For repeating alarms that have fired more than once while a device was asleep, firing multiple seems undesirable so a good option could be firing once when the device wakes up (the explanation for this would be that the next instance only gets scheduled when the previous one fires).

All of this is just my thoughts and thinking out loud though 🤷. I haven't spoken to the wider Chrome team for thoughts, although at TPAC we seemed generally open to anything reasonable that we could agree on.

oliverdunk commented 7 months ago

Following our latest public meeting and some discussion async, everyone seems aligned on the following behaviour:

@zombie, @xeenon - can you add respective labels?

xeenon commented 7 months ago

Safari / WebKit bug: https://bugs.webkit.org/show_bug.cgi?id=265583

dotproto commented 6 months ago

I just updated the WHATWG issue that Oliver linked with the following comment:

We've been discussing a similar issue with the Alarms API in the WebExtensions Community Group. Chrome originally introduced the Alarms API as a way to perform setTimeout() and setInterval()-like operations in non-persistent background pages (also known as "event pages" and "lazy background pages"). As such, the original intent of the Alarms API is that it would behave like the web platform methods.

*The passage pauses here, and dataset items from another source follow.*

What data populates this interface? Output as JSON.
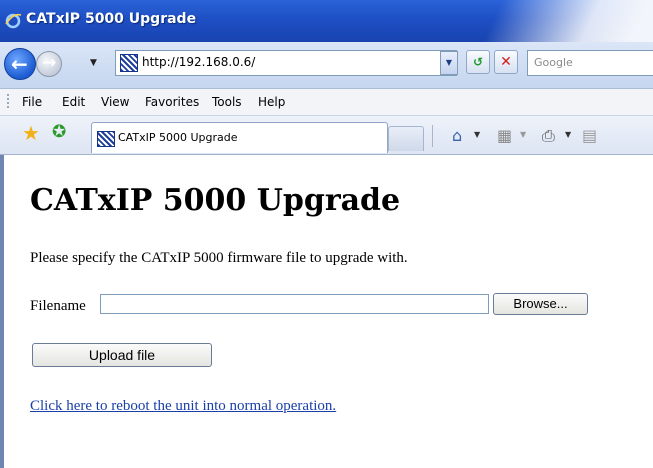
{
  "window": {
    "title": "CATxIP 5000 Upgrade"
  },
  "address": {
    "url": "http://192.168.0.6/",
    "search_placeholder": "Google"
  },
  "menu": [
    "File",
    "Edit",
    "View",
    "Favorites",
    "Tools",
    "Help"
  ],
  "tab": {
    "label": "CATxIP 5000 Upgrade"
  },
  "page": {
    "heading": "CATxIP 5000 Upgrade",
    "instructions": "Please specify the CATxIP 5000 firmware file to upgrade with.",
    "filename_label": "Filename",
    "filename_value": "",
    "browse_label": "Browse...",
    "upload_label": "Upload file",
    "reboot_link": "Click here to reboot the unit into normal operation."
  },
  "icons": {
    "browser": "ie-logo-icon",
    "back": "back-arrow-icon",
    "forward": "forward-arrow-icon",
    "refresh": "refresh-icon",
    "stop": "stop-icon",
    "favorites": "star-icon",
    "add_favorite": "add-favorite-icon",
    "home": "home-icon",
    "feeds": "rss-feed-icon",
    "print": "printer-icon"
  },
  "colors": {
    "titlebar": "#1e4fc4",
    "link": "#1a3fa9"
  }
}
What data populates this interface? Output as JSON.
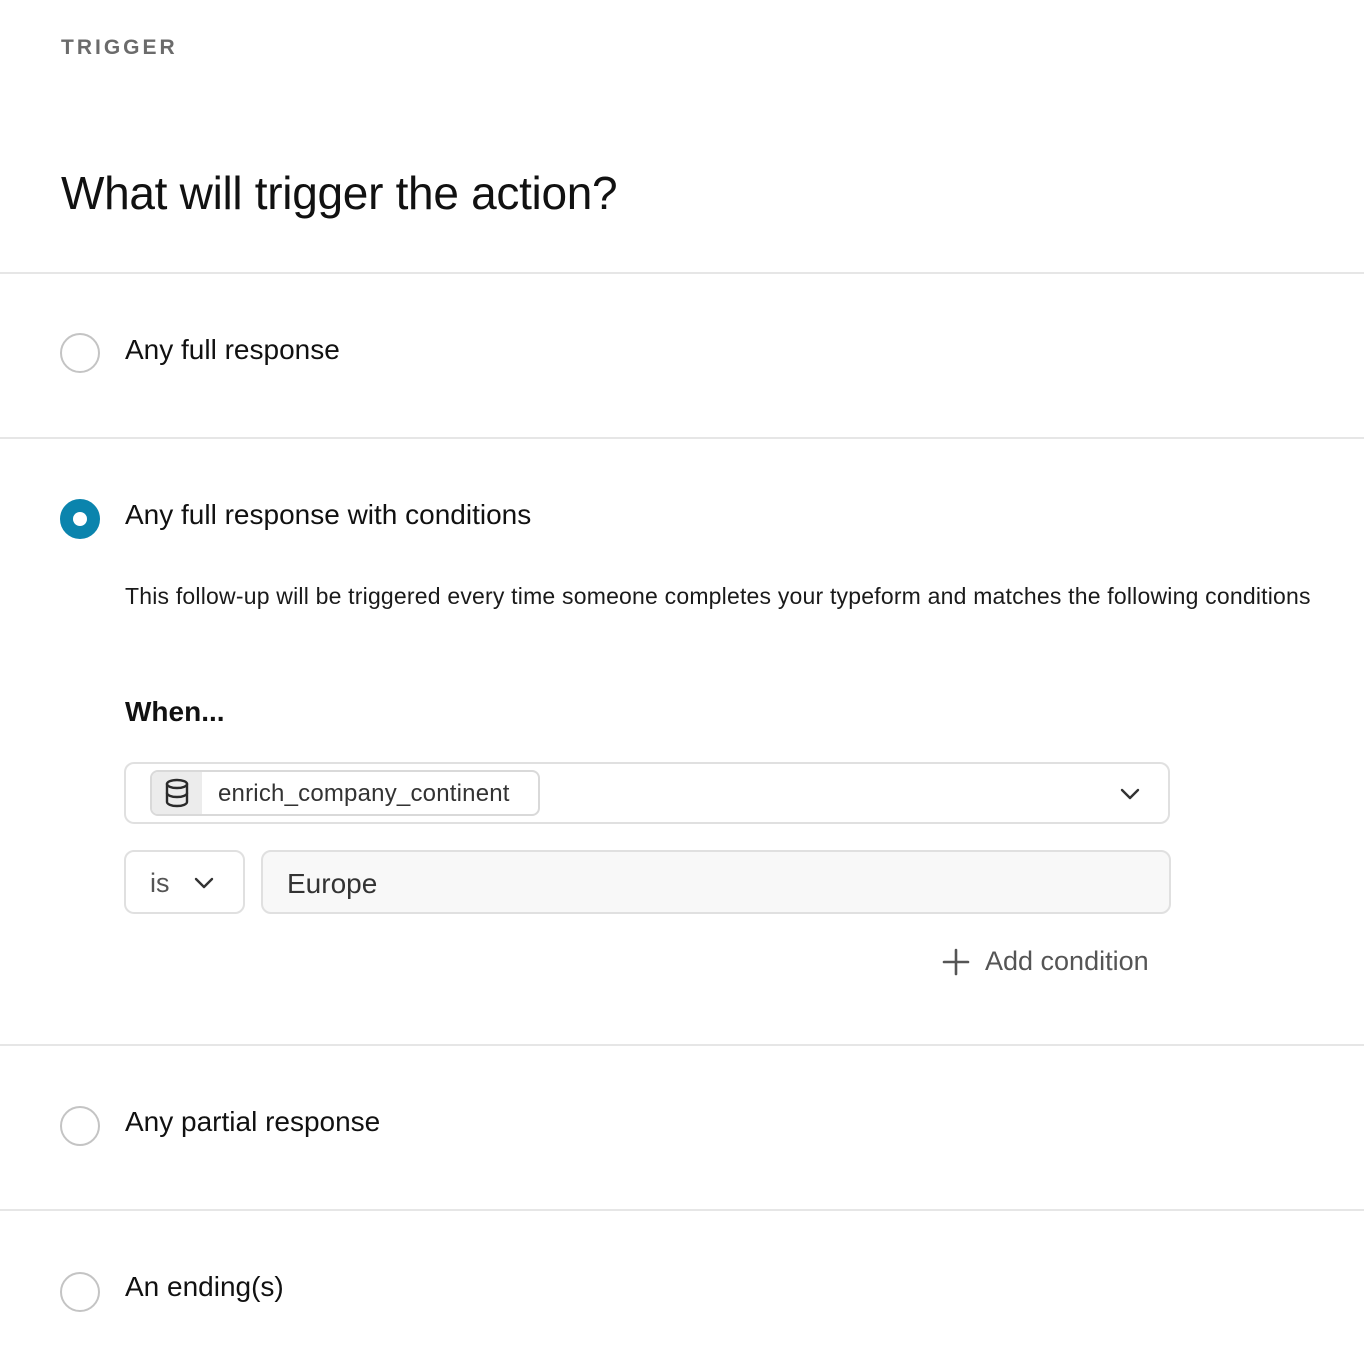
{
  "header": {
    "section_label": "TRIGGER",
    "title": "What will trigger the action?"
  },
  "options": [
    {
      "label": "Any full response",
      "selected": false
    },
    {
      "label": "Any full response with conditions",
      "selected": true
    },
    {
      "label": "Any partial response",
      "selected": false
    },
    {
      "label": "An ending(s)",
      "selected": false
    }
  ],
  "conditions": {
    "description": "This follow-up will be triggered every time someone completes your typeform and matches the following conditions",
    "when_label": "When...",
    "field": {
      "icon": "database-icon",
      "value": "enrich_company_continent"
    },
    "operator": {
      "value": "is"
    },
    "comparison_value": "Europe",
    "add_condition_label": "Add condition"
  },
  "colors": {
    "accent": "#0b84ad",
    "divider": "#e6e6e6",
    "muted_text": "#6b6b6b"
  }
}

As we discuss inconsistent behavior across browsers, bugs in existing implementations, and developer expectations, we are reconsidering how alarms should behave across sleep/suspend boundaries.

The current consensus opinion is that time should continue to tick for alarms while a device is suspend. We commonly refer to this as using wall-clock time. For example, say it is currently 9:00 AM and an extension schedules an alarm for 9:10 AM. At 9:05 the user suspends the device and unsuspends it at 9:15. When the device wakes, the browser should dispatch events for alarms that were scheduled when the device was asleep. This means the 9:10 alarm will fire at 9:15. (If time did not dick while the device was alseep, the alarm event would not be dispatched until 9:20.)

One of the considerations that lead us in this direction is that the Alarms API has more metadata about the scheduled operation than the web platform APIs. We can see this in the browser.alarms.onAlarm event handler, which receives an Alarms object that contains the following properties:

  • name - either "" or another string provided at alarm creation
  • scheduledTime - the time at which the alarm was scheduled to fire
  • (optional) periodInMinutes - the period at which the alarm will repeat (only included if set at alarm creation)

Browser representatives participating in the WECG felt that this provides the extension developer with enough information to distinguish between alarm events if multiple fire when a device resumes from sleep/suspend.

I wanted to share it here as I think it neatly summarizes my understanding of our current thinking.

oliverdunk commented 2 months ago

Repeating alarms always fire on a schedule to prevent drift (for example, if your device is asleep and you miss an alarm at 1AM, the next fire will be at 2AM even if the previous one isn't handled until 1:05AM).

@bershanskiy, I was briefly looking at the Chromium implementation and it seems like we do have some logic for this here. However, you mentioned in a CL a while back that you thought Chromium still violated it.

Is it possible none of us had noticed that code existed or is there still a reason why this isn't the case in Chromium?